Martin Grootveld, professor of bio-analytical chemistry and chemical pathology at De Montfort University, was asked in 2015 to investigate the "healthiest" oils to cook with for the BBC series Trust Me I'm a Doctor. We know that when fats and oils are heated the molecular structure changes, producing chemicals called aldehydes that have been linked to heart disease and cancer even in small quantities. But what his team discovered surprised even him. They found that sunflower oil and corn oil produced aldehydes (which are toxic compounds) at levels 20 times higher than recommended by the World Health Organization. Many people are not aware of the aldehydes and their toxic nature.
- Saturated fats are good for you so it’s quite OK (even beneficial to your health) to use beef dripping, butter, coconut oil and goose fat!
- ... Especially coconut oil, sometimes labeled as coconut butter, is heart-healthy. It doesn’t go easily rancid and has a high smoke point, so it’s great for frying. Some people say it has too much taste but in it’s mostly the distinctive smell that reminds you of its origins.
- The cheaper olive oils have a relatively high smoke point but they go rancid more quickly than the above-mentioned fats and oils so keep in a cool dark place. Extra virgin is better kept for salads.
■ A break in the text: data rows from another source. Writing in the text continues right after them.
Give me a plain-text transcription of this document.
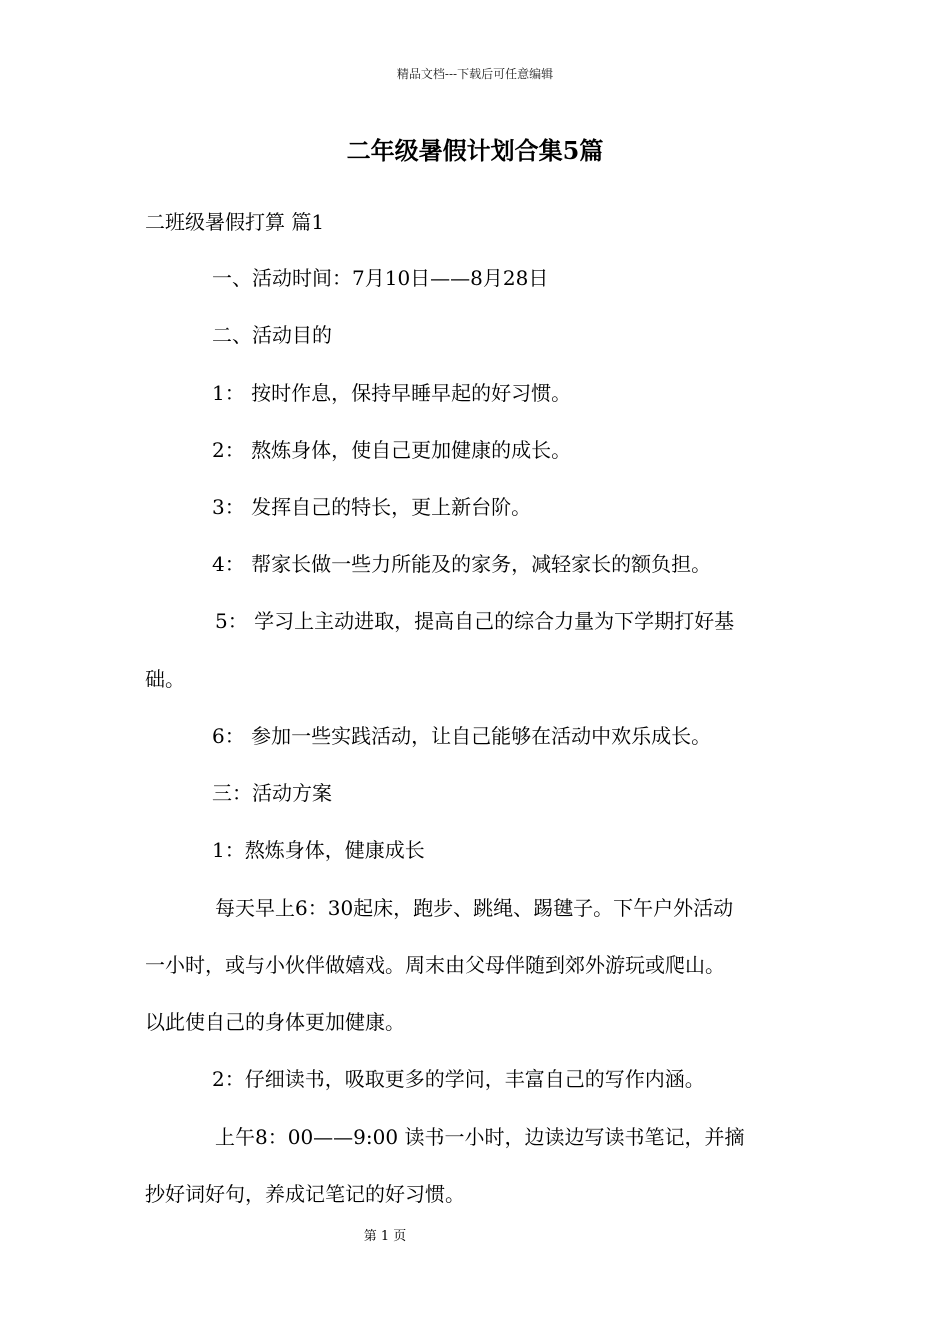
精品文档---下载后可任意编辑
二年级暑假计划合集5篇
二班级暑假打算 篇1
一、活动时间：7月10日——8月28日
二、活动目的
1： 按时作息，保持早睡早起的好习惯。
2： 熬炼身体，使自己更加健康的成长。
3： 发挥自己的特长，更上新台阶。
4： 帮家长做一些力所能及的家务，减轻家长的额负担。
5： 学习上主动进取，提高自己的综合力量为下学期打好基
础。
6： 参加一些实践活动，让自己能够在活动中欢乐成长。
三：活动方案
1：熬炼身体，健康成长
每天早上6：30起床，跑步、跳绳、踢毽子。下午户外活动
一小时，或与小伙伴做嬉戏。周末由父母伴随到郊外游玩或爬山。
以此使自己的身体更加健康。
2：仔细读书，吸取更多的学问，丰富自己的写作内涵。
上午8：00——9:00 读书一小时，边读边写读书笔记，并摘
抄好词好句，养成记笔记的好习惯。
第 1 页
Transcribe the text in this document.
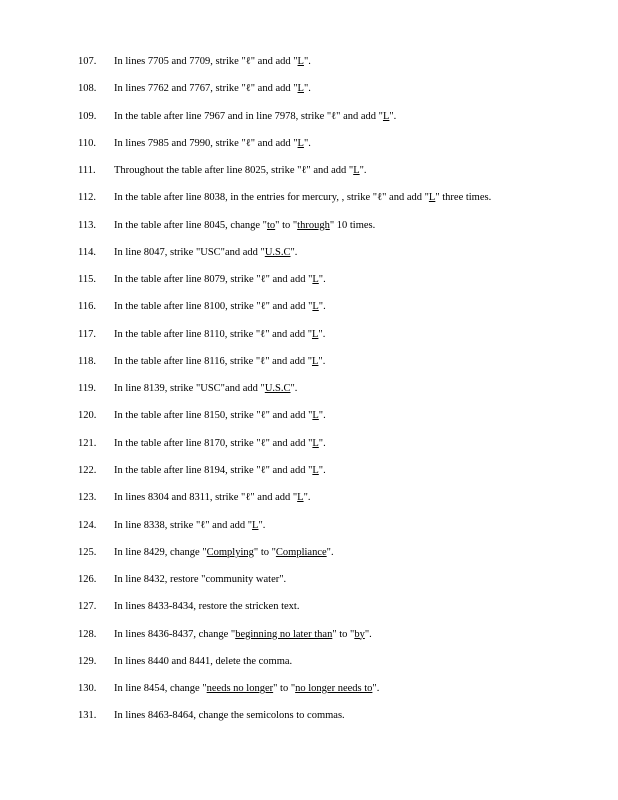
107.	In lines 7705 and 7709, strike "ℓ" and add "L".
108.	In lines 7762 and 7767, strike "ℓ" and add "L".
109.	In the table after line 7967 and in line 7978, strike "ℓ" and add "L".
110.	In lines 7985 and 7990, strike "ℓ" and add "L".
111.	Throughout the table after line 8025, strike "ℓ" and add "L".
112.	In the table after line 8038, in the entries for mercury, , strike "ℓ" and add "L" three times.
113.	In the table after line 8045, change "to" to "through" 10 times.
114.	In line 8047, strike "USC"and add "U.S.C".
115.	In the table after line 8079, strike "ℓ" and add "L".
116.	In the table after line 8100, strike "ℓ" and add "L".
117.	In the table after line 8110, strike "ℓ" and add "L".
118.	In the table after line 8116, strike "ℓ" and add "L".
119.	In line 8139, strike "USC"and add "U.S.C".
120.	In the table after line 8150, strike "ℓ" and add "L".
121.	In the table after line 8170, strike "ℓ" and add "L".
122.	In the table after line 8194, strike "ℓ" and add "L".
123.	In lines 8304 and 8311, strike "ℓ" and add "L".
124.	In line 8338, strike "ℓ" and add "L".
125.	In line 8429, change "Complying" to "Compliance".
126.	In line 8432, restore "community water".
127.	In lines 8433-8434, restore the stricken text.
128.	In lines 8436-8437, change "beginning no later than" to "by".
129.	In lines 8440 and 8441, delete the comma.
130.	In line 8454, change "needs no longer" to "no longer needs to".
131.	In lines 8463-8464, change the semicolons to commas.
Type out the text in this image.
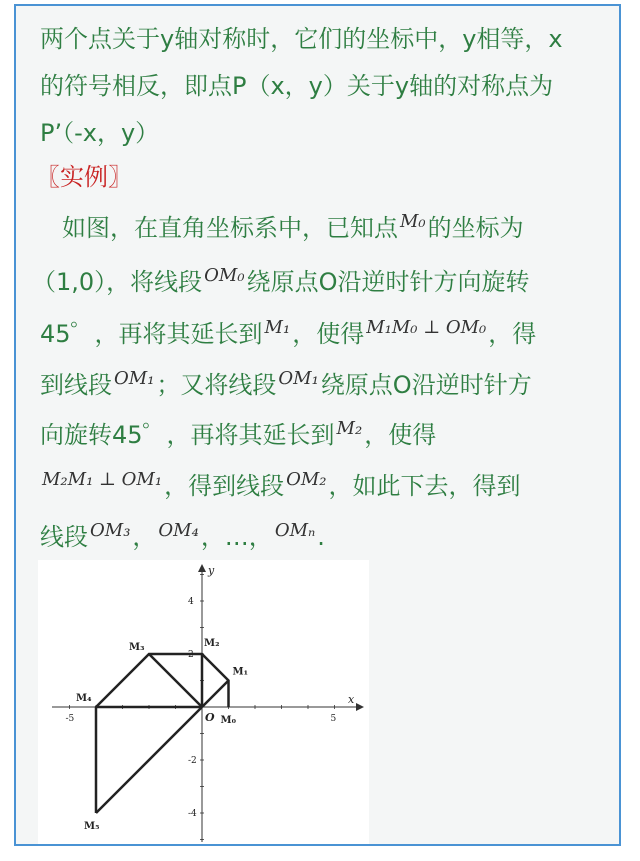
两个点关于y轴对称时，它们的坐标中，y相等，x
的符号相反，即点P（x，y）关于y轴的对称点为
P’（-x，y）
〖实例〗
如图，在直角坐标系中，已知点 $^{M_0}$的坐标为
（1,0），将线段 $^{OM_0}$绕原点O沿逆时针方向旋转
45゜，再将其延长到 $^{M_1}$，使得 $^{M_1M_0 \perp OM_0}$，得
到线段 $^{OM_1}$；又将线段 $^{OM_1}$绕原点O沿逆时针方
向旋转45゜，再将其延长到 $^{M_2}$，使得
$^{M_2M_1 \perp OM_1}$，得到线段 $^{OM_2}$，如此下去，得到
线段 $^{OM_3}$， $^{OM_4}$，…， $^{OM_n}$.
-5	5
4
2
-2
-4
x
y
O M₀
M₁
M₂
M₃
M₄
M₅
- Ghee - make your own clarified butter to allow for higher cooking temperatures and store it, for months if needed, in your fridge; Ghee is both delicious & nutritious.
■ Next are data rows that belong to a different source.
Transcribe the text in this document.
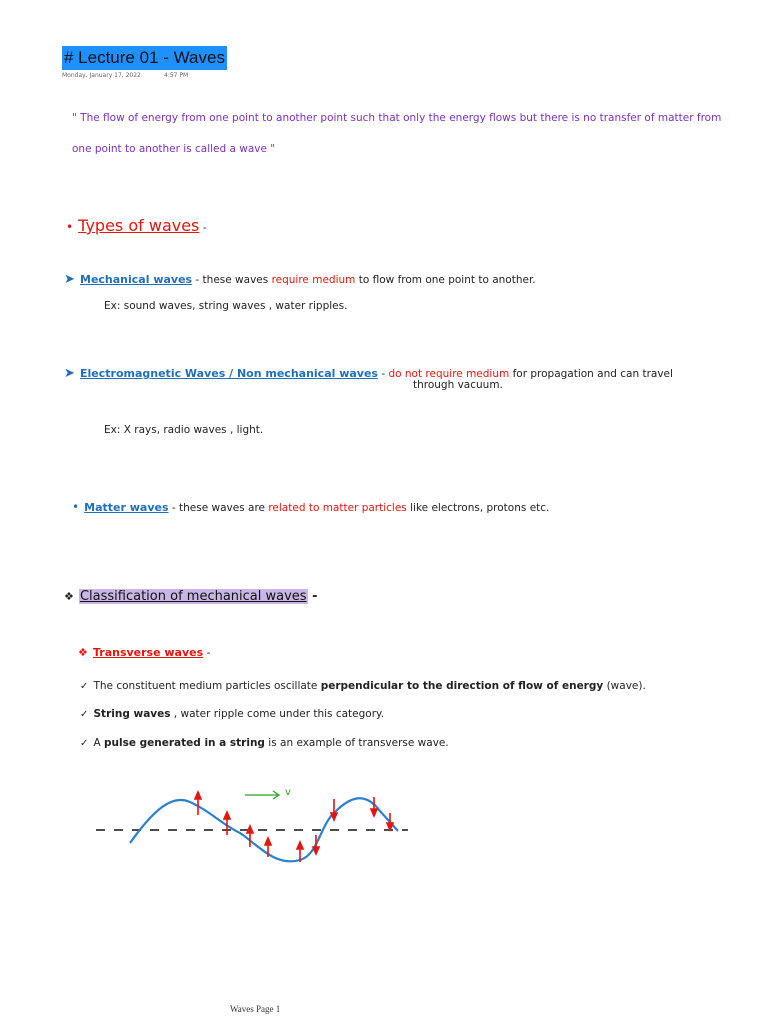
# Lecture 01 - Waves
Monday, January 17, 2022	4:57 PM
" The flow of energy from one point to another point such that only the energy flows but there is no transfer of matter from
one point to another is called a wave "
• Types of waves -
➤ Mechanical waves - these waves require medium to flow from one point to another.
Ex: sound waves, string waves , water ripples.
➤ Electromagnetic Waves / Non mechanical waves - do not require medium for propagation and can travel
through vacuum.
Ex: X rays, radio waves , light.
• Matter waves - these waves are related to matter particles like electrons, protons etc.
❖ Classification of mechanical waves -
❖ Transverse waves -
✓ The constituent medium particles oscillate perpendicular to the direction of flow of energy (wave).
✓ String waves , water ripple come under this category.
✓ A pulse generated in a string is an example of transverse wave.
v
Waves Page 1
Aldehydes = Any of a class of reactive organic chemical compounds obtained by oxidation of primary alcohols, characterized by the common group CHO, and used in the manufacture of resins, dyes, and organic acids.
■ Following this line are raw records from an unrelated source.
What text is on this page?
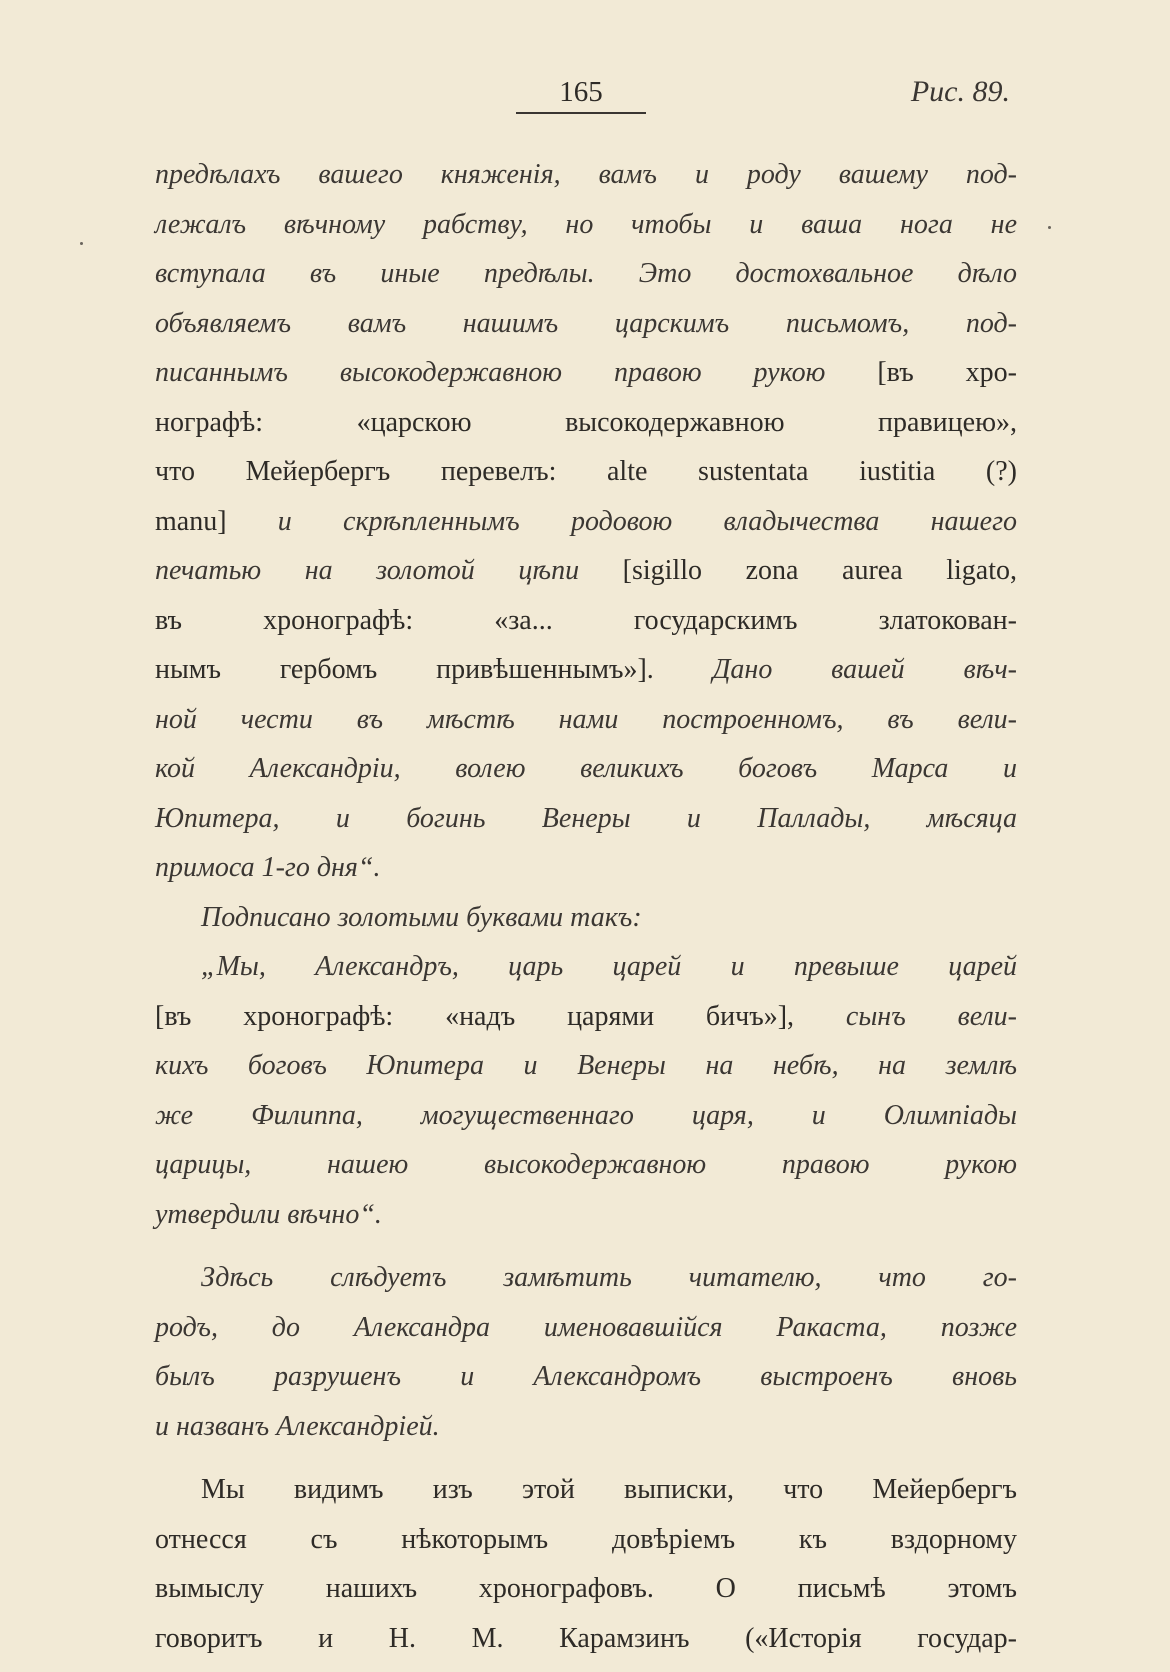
165	Рис. 89.
предѣлахъ вашего княженія, вамъ и роду вашему под-
лежалъ вѣчному рабству, но чтобы и ваша нога не
вступала въ иные предѣлы. Это достохвальное дѣло
объявляемъ вамъ нашимъ царскимъ письмомъ, под-
писаннымъ высокодержавною правою рукою [въ хро-
нографѣ: «царскою высокодержавною правицею»,
что Мейербергъ перевелъ: alte sustentata iustitia (?)
manu] и скрѣпленнымъ родовою владычества нашего
печатью на золотой цѣпи [sigillo zona aurea ligato,
въ хронографѣ: «за... государскимъ златокован-
нымъ гербомъ привѣшеннымъ»]. Дано вашей вѣч-
ной чести въ мѣстѣ нами построенномъ, въ вели-
кой Александріи, волею великихъ боговъ Марса и
Юпитера, и богинь Венеры и Паллады, мѣсяца
примоса 1-го дня“.
Подписано золотыми буквами такъ:
„Мы, Александръ, царь царей и превыше царей
[въ хронографѣ: «надъ царями бичъ»], сынъ вели-
кихъ боговъ Юпитера и Венеры на небѣ, на землѣ
же Филиппа, могущественнаго царя, и Олимпіады
царицы, нашею высокодержавною правою рукою
утвердили вѣчно“.
Здѣсь слѣдуетъ замѣтить читателю, что го-
родъ, до Александра именовавшійся Ракаста, позже
былъ разрушенъ и Александромъ выстроенъ вновь
и названъ Александріей.
Мы видимъ изъ этой выписки, что Мейербергъ
отнесся съ нѣкоторымъ довѣріемъ къ вздорному
вымыслу нашихъ хронографовъ. О письмѣ этомъ
говоритъ и Н. М. Карамзинъ («Исторія государ-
When it comes to fats and oils, there are three degrees of saturation. Your cooking choices are: saturated fat, mono-unsaturated fat and poly-unsaturated fat; although you won't find that on the label. Importantly, the first two are much more resistant to heating.
The third group, poly-unsaturated fats deserve our attention because they can be so rich in Omega-3 and Omega-6 fatty acids, which the body needs because it cannot make them itself. As a general guideline, our diets have become too rich in Omega-6 so we need to seek out as many ways of ingesting Omega-3 as possible… preferably through fresh foods rather than pills. On this message, all nutritionists agree, but not necessarily when it comes to reducing Omega-6.